Did you ever wonder how we spot asteroids that may be getting too close to Earth for comfort? Wonder no more. NASA’s Planetary Defense Coordination Office is on the job.
Thanks to a variety of ground and space based telescopes, we’re able to detect potentially hazardous objects so we can prepare for the unlikely threat against our planet.
As of Oct. 20, there were a confirmed 2,018 potentially hazardous asteroids that continue to be tracked and accounted for but we never know when a “rebel asteroid” may deviate from it’s orbit and head right for our planet.
NASA established the PDCO to manage its ongoing mission of planetary defense and thanks to its continuing early detection of potentially hazardous objects (PHOs) — the subset of near earth objects (NEOs) they can now predict which will come within 5 million miles of Earth’s orbit; and are of a size large enough to cause significant damage on Earth;
We have no control over these NEOs that orbit the Sun like the planets do, but their orbits can bring them into Earth’s neighborhood, is considered to be 30 million miles.
It is hoped that by continued tracking of these PHOs, warnings can be issued of the possible potential impacts and in some way mitigating them.
Needless to say it’s an enormous task to locate and track these elusive space objects, but by employing a variety of ground and space based telescopes the PDCO hopes to do exactly that.
It is one thing to locate and identify these space threats, but how can we go about warning the U.S. public as to the threat or dangers they may face?
The PDCO is responsible for providing timely and accurate information to the government, the media, and the public on close approaches to Earth by PHOs and any potential for impact.
If any PHO is found to pose a significant chance of impacting Earth (greater than 1 percent over the next 50 years), the PDCO will provide notification messages for NASA to send to the Executive Office of the President, the U.S. Congress, and other government departments and agencies.
It is one thing to identify the hazards the NEOs may present, but what are the possibilities of our mitigating their approach to no impact takes place?
Among its vast assortment of duties it has, the PDCO sponsors studies of technologies and techniques for deflecting an asteroid off a predicted impact course with Earth. It is developing missions to demonstrate those technologies and determine their effectiveness in the event that these techniques must be utilized against a predicted asteroid impact threat.
I think it is great that the PDCO works and coordinates with other government agencies to develop and update a National NEO Preparedness, Strategy and Action Plan.
This plan provides expert input on the nature and effects of asteroid impacts to the Federal Emergency Management Agency (FEMA) so that adequate emergency response can be prepared in the event of a PHO impact that is not possible to avoid.

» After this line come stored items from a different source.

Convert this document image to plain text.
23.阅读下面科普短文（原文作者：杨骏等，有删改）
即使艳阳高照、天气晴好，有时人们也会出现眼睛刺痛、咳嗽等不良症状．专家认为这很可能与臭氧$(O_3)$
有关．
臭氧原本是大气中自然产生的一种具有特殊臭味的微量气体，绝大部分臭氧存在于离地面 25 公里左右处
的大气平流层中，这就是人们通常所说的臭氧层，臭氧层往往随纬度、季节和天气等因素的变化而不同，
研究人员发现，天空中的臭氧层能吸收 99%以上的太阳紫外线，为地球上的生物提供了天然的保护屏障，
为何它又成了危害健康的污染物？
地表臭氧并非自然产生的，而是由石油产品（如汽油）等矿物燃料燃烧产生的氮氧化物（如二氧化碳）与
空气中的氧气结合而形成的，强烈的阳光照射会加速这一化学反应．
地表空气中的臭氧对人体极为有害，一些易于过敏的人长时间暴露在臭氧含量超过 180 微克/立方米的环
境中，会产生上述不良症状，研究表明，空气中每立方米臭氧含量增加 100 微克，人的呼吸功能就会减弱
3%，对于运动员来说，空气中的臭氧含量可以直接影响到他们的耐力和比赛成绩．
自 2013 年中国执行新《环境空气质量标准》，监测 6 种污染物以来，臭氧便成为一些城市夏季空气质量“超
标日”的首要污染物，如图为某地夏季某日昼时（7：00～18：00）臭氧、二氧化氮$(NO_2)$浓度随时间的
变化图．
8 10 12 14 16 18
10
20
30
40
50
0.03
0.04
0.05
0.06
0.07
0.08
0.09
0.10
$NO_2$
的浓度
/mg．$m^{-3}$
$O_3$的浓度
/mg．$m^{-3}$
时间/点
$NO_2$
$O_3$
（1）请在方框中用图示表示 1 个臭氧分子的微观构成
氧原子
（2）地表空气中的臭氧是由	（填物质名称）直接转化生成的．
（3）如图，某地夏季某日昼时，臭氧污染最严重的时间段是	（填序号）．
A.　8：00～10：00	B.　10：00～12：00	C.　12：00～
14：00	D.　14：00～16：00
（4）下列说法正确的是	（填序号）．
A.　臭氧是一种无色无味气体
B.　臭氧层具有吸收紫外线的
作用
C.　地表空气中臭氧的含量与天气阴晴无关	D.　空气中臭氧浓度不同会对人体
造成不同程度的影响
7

I think we can all agree that our primary concern is with an asteroid impact that could take place in the United States, but what about other countries that exist on our planet?
The PDCO finds itself involved in coordinating efforts with the space agencies of other nations as a member of the multinational International Asteroid Warning Network and the Space Missions Planning Advisory Group under the endorsement of the United Nations Committee on the Peaceful Uses of Outer Space.
No one can know when some unknown space object might threaten us, but it is a bit comforting to know that there are people and agencies out there that are looking out for our welfare.